The academia group includes professors of construction equipment disciplines with a vast experience in field engineering operations. Two experienced project managers were selected, due to their extended field work. Their perspective is based mostly on the project’s performance indicators, which are directly affected by the performance of the operators they supervise. Construction equipment operators were chosen based on their experience in operating heavy earthwork machinery. Finally, representatives of OEMs, such as Caterpillar and JCB, were selected, representing the group of construction equipment owners.
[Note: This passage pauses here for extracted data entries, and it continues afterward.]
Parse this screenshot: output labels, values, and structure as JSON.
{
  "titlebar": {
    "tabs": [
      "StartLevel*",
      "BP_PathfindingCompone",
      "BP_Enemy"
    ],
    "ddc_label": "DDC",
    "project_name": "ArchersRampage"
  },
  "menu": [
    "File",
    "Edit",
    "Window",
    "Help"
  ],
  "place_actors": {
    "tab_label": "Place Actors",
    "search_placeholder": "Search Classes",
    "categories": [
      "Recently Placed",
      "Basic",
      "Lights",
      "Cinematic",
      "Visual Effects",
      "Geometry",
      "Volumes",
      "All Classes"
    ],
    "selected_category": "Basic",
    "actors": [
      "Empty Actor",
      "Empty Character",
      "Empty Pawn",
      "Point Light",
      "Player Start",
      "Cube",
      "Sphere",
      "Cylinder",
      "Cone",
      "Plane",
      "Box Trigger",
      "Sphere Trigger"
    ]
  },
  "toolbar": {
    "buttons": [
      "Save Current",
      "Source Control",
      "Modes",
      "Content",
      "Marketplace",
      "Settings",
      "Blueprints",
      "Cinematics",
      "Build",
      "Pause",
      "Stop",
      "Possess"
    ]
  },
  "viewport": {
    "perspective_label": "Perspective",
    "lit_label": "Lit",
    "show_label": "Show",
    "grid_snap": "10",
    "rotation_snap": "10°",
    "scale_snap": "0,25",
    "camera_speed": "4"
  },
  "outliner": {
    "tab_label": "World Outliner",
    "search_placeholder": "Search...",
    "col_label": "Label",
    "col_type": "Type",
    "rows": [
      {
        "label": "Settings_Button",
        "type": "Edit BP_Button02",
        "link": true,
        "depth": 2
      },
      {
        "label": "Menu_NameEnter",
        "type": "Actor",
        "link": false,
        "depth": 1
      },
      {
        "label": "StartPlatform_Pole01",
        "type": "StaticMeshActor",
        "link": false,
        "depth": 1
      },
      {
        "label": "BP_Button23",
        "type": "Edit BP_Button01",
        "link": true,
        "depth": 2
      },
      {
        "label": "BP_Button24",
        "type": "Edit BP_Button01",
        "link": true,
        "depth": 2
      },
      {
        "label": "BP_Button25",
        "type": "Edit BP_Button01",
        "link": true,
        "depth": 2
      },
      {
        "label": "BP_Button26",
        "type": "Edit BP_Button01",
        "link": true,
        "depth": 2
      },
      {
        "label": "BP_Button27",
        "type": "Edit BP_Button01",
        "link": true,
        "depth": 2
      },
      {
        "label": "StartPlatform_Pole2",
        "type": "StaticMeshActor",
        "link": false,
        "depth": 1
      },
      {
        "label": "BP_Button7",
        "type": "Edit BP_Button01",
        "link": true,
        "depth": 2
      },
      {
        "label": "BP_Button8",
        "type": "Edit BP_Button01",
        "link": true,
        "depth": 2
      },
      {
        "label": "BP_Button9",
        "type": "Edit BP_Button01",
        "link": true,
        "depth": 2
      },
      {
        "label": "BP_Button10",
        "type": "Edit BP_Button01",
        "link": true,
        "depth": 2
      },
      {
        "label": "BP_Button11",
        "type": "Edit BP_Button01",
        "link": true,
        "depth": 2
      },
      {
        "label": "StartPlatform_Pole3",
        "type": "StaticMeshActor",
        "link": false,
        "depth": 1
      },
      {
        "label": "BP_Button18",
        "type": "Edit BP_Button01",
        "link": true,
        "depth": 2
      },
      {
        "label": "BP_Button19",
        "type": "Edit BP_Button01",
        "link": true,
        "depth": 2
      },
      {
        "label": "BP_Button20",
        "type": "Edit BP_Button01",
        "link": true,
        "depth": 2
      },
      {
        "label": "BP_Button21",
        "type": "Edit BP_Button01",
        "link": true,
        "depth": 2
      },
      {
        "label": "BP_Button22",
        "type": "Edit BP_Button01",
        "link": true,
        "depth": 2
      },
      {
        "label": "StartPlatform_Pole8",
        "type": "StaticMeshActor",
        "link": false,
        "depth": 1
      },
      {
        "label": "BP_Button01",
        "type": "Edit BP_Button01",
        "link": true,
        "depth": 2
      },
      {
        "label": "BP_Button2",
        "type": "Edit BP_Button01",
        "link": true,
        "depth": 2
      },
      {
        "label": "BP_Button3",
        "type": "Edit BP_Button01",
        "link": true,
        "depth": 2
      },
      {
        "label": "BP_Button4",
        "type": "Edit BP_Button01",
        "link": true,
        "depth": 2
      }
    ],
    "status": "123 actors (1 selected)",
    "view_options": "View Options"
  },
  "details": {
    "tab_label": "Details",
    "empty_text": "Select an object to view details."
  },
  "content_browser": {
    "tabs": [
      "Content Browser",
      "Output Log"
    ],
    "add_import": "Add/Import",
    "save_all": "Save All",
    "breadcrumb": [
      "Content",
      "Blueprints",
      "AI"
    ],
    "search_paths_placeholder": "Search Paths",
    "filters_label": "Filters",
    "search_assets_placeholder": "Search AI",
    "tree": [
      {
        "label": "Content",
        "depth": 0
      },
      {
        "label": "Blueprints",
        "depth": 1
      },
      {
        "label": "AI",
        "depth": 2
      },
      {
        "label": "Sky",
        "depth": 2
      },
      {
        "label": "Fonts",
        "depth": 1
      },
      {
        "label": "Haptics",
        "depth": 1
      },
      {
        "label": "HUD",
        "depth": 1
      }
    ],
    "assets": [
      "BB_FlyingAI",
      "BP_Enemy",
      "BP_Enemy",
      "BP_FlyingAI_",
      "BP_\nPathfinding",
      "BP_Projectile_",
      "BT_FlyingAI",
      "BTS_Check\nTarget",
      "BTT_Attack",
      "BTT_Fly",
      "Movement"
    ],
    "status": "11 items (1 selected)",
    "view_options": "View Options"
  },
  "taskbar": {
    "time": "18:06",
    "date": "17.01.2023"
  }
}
The questionnaires were distributed to the above evaluators with the use of the Transparent Choice AHP Software, through its online survey application. The aggregated AHP results are presented in

Table 6. Transparent Choice aggregated criteria weights.

#	Criteria	Weight
		Local	Global
1.	Equipment	24%	24%
1.1	Fleet availability	37%	9%
1.2	Maintenance adequacy	42%	10%
1.3	Innovation/New technologies	12%	3%
1.4	Use complexity	9%	2%
2.	Operator’s competence	41%	41%
2.1	Stress/Fatigue	15%	6%
2.2	Knowledge/Experience	52%	21%
2.3	Training/Preparation	19%	8%
2.4	Motive/Earnings	14%	6%
3.	Task	15%	15%
3.1	Project demands	34%	5%
3.2	Daily workload	18%	3%
3.3	Complexity	14%	2%
3.4	Timetable	34%	5%
4.	Natural/Environmental Factors	10%	10%
4.1	Exposure to dust and emissions	9%	1%
4.2	Soil properties	26%	2%
4.3	Weather conditions	21%	2%
4.4	Safety conditions	34%	3%
4.5	Light conditions and noise levels	10%	1%
5.	Relationships—Interaction	11%	11%
5.1	Disagreement solution	24%	3%
5.2	Between employees	19%	2%
5.3	Between employees and employer	26%	3%
5.4	On-site communication on site	32%	3%

.

The “local” column illustrates the sub-criteria (level 3) weighting in the context of each main (level 2) criterion. The “global” column illustrates each criterion or sub-criterion weighting in the context of the overall decision (level 1). The rankings for each group of evaluators are presented in

Table 7. Transparent Choice evaluators weighting results comparison.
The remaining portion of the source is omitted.